Drivesure, a provider of car dealership services, was the victim of a data breach in December that resulted in 26GB of personal information being downloaded and shared on forums for hackers. The data hacked contained names, addresses, and phone numbers of 3.2 million customers as well as messages sent via email and text messages between the clients of traders, vehicle VINs, and service records. Also, more than 93 000 hashed passwords for bcrypt were made public. While bcrypt hashes are considered stronger than older strategies such as SHA1 and MD5, they can still be used to brute force after downloading, according to Risk Based Security.
In a lengthy blog post on Raidforums, hacker “pompompurin” explained the leaked user information and files. This is unusual as hackers typically only share valuable sections or reduced versions of the databases they’ve discovered.
According to CISO Magazine, the database was exposed due to a misconfiguration in an AWS bucket that was being used by the company.

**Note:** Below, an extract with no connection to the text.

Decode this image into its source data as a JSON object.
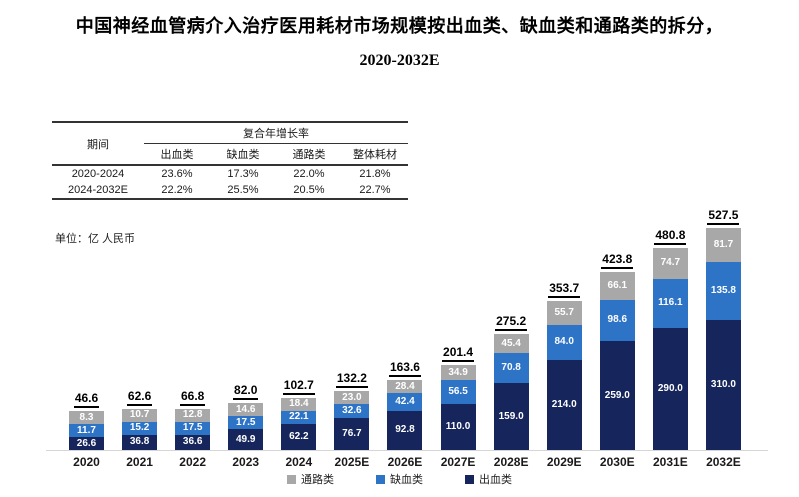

The AWS bucket was not secured for months and anyone was able to access the file and its contents, including more than one million unique email addresses, as well as passwords stored in plaintext and encrypted using the bcrypt.
Users of Drivesure should be concerned about the breach, as they could be a victim of fraud or identity theft if their information is stolen. Anyone who uses the site must change their passwords as soon as possible. They should also consider changing their login credentials on other websites using the same credentials.